Sonríen como si alguien les hubiera contado un secreto, o algo picante, o
como si les acabara de llegar una información crucial. Pero, desde
luego, no sonríen por la conversación que tiene lugar en la mesa. Esas
personas, las mismas que, con desesperación, anhelaban verte, te dicen,
perdona, perdona un momentito, y se ponen a teclear un mensajito con un
solo dedo. Qué dedo más rápido tienen esas personas. Es un dedo
entrenado para escribir como si a uno le hubieran amputado la mano
izquierda. Una vez terminado el mensaje la conversación continúa.
Continúa hasta que vuelve a sonar de nuevo la campanilla: el amante, el
amigo, el jefe, el cómplice, el plasta, ha contestado. Nueva sonrisa de
esas personas que nos quieren tanto. Y como poco a poco van perdiendo la
vergüenza, toman el iPhone o la Blackberry con las dos manos y teclean
entonces con los dos pulgares. Qué maravilla de pulgares. Parece que han
ido a una academia de mecanografía con pulgares para iPhones. Viene el
camarero a tomar nota de la comanda y como las personas que tanto me
quieren están ya apoyadas en el plato escribiendo a velocidad de vértigo
mensajes tan apasionados, imagino, como los que me pusieron a mí, soy
yo la que encarga el vino, el picoteo del principio y, si se me ha
informado antes, el plato elegido por las personas que tanto deseaban
este encuentro. No siempre una se siente ignorada, en lo absoluto. Hay
ocasiones en las que los dueños de la Blackberry o el iPhone te hacen
partícipe de los mensajes recibidos, y tú puedes aportar algo en las
contestaciones. A veces se trata de los amantes y entonces ya vives con
excitación delegada. Ha habido ocasiones en las que las personas que me
quieren se intercambian fotos con dichos amantes. No fotos a lo Scarlett Johansson,
porque no son horas. Imagino que ese tipo de instantáneas de corte más
íntimo las dejan para cuando están encerrados en el cuarto de baño de su
hogar, mientras sus maridos o sus mujeres están acostando a los niños.

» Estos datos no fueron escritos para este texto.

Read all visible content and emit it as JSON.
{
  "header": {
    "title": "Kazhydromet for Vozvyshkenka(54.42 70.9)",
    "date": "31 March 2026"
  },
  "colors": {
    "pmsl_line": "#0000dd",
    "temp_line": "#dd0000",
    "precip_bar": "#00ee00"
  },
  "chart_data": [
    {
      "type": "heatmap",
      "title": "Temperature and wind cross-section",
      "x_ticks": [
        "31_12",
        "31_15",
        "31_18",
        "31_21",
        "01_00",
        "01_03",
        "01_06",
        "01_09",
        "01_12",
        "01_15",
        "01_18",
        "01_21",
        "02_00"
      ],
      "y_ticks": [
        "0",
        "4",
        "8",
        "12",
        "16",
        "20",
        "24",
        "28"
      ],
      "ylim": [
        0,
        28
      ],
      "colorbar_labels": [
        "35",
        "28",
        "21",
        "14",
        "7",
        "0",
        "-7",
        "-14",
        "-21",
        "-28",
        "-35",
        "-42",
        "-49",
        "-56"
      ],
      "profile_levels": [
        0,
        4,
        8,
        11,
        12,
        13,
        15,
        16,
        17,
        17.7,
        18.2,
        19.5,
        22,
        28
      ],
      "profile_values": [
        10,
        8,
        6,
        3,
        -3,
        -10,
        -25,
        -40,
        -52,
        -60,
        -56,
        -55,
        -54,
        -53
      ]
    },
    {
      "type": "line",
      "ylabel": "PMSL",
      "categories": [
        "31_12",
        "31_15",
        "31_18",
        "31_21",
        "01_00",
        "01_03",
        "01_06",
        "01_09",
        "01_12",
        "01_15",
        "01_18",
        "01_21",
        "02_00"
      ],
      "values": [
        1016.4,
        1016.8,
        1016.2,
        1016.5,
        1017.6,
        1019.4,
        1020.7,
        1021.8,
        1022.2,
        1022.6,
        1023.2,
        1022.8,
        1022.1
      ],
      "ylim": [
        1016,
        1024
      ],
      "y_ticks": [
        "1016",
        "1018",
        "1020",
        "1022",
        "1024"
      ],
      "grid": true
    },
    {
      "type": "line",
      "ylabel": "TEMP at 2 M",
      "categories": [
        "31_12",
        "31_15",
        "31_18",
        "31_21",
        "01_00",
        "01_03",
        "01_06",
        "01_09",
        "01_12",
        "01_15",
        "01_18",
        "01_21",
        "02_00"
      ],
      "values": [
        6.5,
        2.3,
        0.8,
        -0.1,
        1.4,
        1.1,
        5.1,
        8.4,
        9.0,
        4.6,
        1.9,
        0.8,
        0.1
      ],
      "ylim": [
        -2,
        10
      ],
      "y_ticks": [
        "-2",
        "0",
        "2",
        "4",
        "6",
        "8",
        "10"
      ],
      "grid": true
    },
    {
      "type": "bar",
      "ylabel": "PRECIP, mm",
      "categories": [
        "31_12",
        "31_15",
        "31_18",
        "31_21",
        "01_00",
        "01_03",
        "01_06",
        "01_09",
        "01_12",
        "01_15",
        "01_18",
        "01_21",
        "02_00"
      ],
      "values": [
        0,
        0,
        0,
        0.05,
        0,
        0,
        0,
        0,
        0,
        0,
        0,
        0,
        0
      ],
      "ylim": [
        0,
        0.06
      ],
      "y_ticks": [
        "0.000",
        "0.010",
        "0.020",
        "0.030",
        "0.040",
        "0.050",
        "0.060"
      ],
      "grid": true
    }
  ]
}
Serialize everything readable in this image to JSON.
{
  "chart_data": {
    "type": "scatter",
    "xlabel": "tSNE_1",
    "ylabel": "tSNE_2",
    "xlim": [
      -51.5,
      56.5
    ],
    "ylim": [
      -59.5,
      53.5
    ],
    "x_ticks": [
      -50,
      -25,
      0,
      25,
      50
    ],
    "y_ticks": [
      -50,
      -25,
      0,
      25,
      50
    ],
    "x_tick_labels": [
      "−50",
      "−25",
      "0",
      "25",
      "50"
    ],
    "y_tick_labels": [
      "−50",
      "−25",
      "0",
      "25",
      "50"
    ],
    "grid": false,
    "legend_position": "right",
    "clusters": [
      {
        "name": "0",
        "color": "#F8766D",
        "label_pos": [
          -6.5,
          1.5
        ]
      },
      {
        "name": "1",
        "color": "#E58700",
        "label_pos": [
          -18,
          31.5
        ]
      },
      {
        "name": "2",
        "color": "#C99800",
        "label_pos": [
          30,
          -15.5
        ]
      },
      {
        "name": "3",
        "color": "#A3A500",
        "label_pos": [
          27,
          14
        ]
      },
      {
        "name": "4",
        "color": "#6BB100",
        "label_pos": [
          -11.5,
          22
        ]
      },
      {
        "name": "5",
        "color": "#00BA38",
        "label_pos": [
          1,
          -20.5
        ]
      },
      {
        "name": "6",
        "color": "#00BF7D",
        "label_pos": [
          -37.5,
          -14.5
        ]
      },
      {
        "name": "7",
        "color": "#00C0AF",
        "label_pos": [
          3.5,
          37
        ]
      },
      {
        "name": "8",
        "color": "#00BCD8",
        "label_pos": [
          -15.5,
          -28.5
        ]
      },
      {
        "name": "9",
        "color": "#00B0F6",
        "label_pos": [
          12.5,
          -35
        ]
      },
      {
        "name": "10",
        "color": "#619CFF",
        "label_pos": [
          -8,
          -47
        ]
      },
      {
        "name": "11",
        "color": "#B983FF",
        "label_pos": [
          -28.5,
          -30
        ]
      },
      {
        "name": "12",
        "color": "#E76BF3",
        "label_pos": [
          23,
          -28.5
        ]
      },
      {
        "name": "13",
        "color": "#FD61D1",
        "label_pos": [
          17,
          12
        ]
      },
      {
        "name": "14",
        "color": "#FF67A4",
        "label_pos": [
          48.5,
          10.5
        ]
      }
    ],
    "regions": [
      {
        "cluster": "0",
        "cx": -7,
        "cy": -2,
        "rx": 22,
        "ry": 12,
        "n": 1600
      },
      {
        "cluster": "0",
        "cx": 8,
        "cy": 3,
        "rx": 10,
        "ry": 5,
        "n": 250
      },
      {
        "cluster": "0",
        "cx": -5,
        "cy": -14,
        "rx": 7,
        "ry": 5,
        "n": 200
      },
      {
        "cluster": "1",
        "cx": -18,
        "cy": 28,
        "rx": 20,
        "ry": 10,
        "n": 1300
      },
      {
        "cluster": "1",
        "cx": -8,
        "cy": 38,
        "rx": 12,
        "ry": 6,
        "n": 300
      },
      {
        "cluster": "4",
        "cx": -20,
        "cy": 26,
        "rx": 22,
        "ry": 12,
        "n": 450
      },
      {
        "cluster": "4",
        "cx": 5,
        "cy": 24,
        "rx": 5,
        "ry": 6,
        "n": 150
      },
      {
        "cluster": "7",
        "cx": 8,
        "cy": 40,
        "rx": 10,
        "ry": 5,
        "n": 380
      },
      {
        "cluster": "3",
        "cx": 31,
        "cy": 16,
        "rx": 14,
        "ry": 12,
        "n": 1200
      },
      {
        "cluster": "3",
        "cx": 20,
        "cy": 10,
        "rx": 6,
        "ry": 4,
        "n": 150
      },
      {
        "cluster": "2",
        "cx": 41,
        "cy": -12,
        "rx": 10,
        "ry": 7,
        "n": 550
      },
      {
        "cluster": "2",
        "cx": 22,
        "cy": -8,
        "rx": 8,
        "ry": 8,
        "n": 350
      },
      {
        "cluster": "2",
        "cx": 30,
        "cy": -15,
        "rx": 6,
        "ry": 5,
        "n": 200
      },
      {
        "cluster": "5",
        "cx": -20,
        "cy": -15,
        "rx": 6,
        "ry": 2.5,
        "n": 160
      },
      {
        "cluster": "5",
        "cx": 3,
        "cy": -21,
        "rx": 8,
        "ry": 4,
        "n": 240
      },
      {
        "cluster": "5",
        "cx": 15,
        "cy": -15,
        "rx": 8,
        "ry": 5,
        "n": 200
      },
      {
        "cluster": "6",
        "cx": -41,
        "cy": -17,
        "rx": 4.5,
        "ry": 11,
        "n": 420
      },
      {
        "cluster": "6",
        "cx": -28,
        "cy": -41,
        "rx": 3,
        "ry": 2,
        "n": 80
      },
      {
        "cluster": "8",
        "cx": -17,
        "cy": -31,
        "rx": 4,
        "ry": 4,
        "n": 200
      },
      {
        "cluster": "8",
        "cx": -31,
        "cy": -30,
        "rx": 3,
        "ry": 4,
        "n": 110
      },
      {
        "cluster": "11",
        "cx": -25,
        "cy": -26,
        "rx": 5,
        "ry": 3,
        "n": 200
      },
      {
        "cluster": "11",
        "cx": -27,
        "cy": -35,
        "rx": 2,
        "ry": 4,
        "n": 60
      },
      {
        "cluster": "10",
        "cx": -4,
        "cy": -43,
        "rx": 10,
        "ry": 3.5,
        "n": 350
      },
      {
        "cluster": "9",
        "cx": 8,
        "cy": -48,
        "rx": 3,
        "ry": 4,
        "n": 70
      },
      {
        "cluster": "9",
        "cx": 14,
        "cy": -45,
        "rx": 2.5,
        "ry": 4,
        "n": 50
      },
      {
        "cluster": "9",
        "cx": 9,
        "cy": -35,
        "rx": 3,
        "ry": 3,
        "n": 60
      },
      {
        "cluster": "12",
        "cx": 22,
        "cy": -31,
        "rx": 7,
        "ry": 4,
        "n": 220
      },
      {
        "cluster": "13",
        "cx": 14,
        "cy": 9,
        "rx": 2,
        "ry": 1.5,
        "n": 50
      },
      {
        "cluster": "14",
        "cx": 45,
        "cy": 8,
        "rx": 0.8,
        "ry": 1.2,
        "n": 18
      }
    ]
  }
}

El móvil ha supuesto una revolución en el universo de la infidelidad.
Quiero decir con esto que no soy uno de esos espíritus rancios que
discuten las ventajas que para muchos ciudadan@s ha supuesto la
irrupción de la nueva telefonía. Solamente quisiera expresar el
desconcierto que me produce el que personas que tanto me adoran y desean
compartir una hora y media de mesa y mantel conmigo no sean capaces de
olvidarse del puto móvil durante un tiempo ridículo de sus
hiperconectadas vidas. Que lo comprendo todo, sí, ¡que yo también tengo
iPhone!, pero que lo dejo metido en el bolso. Joé."
Esta es una columna de Elvira Lindo que me recomendó un profesor, ya que me veía todo el rato metida en el mundo de la Blackberry. No le falta razón a Elvira Lindo en sus palabras. También hay que pensar que dentro el mundo de los móviles se puede hablar con la gente de todo tipo de cosas (pensad mal y acertaréis), cosas que también se pueden hablar en persona pero que, quizá, no haya tiempo. Últimamente una profesora nos dice que hay una enfermedad del dedo gordo causada por escribir mucho y muy rápido en la Blackberry. Chorradas.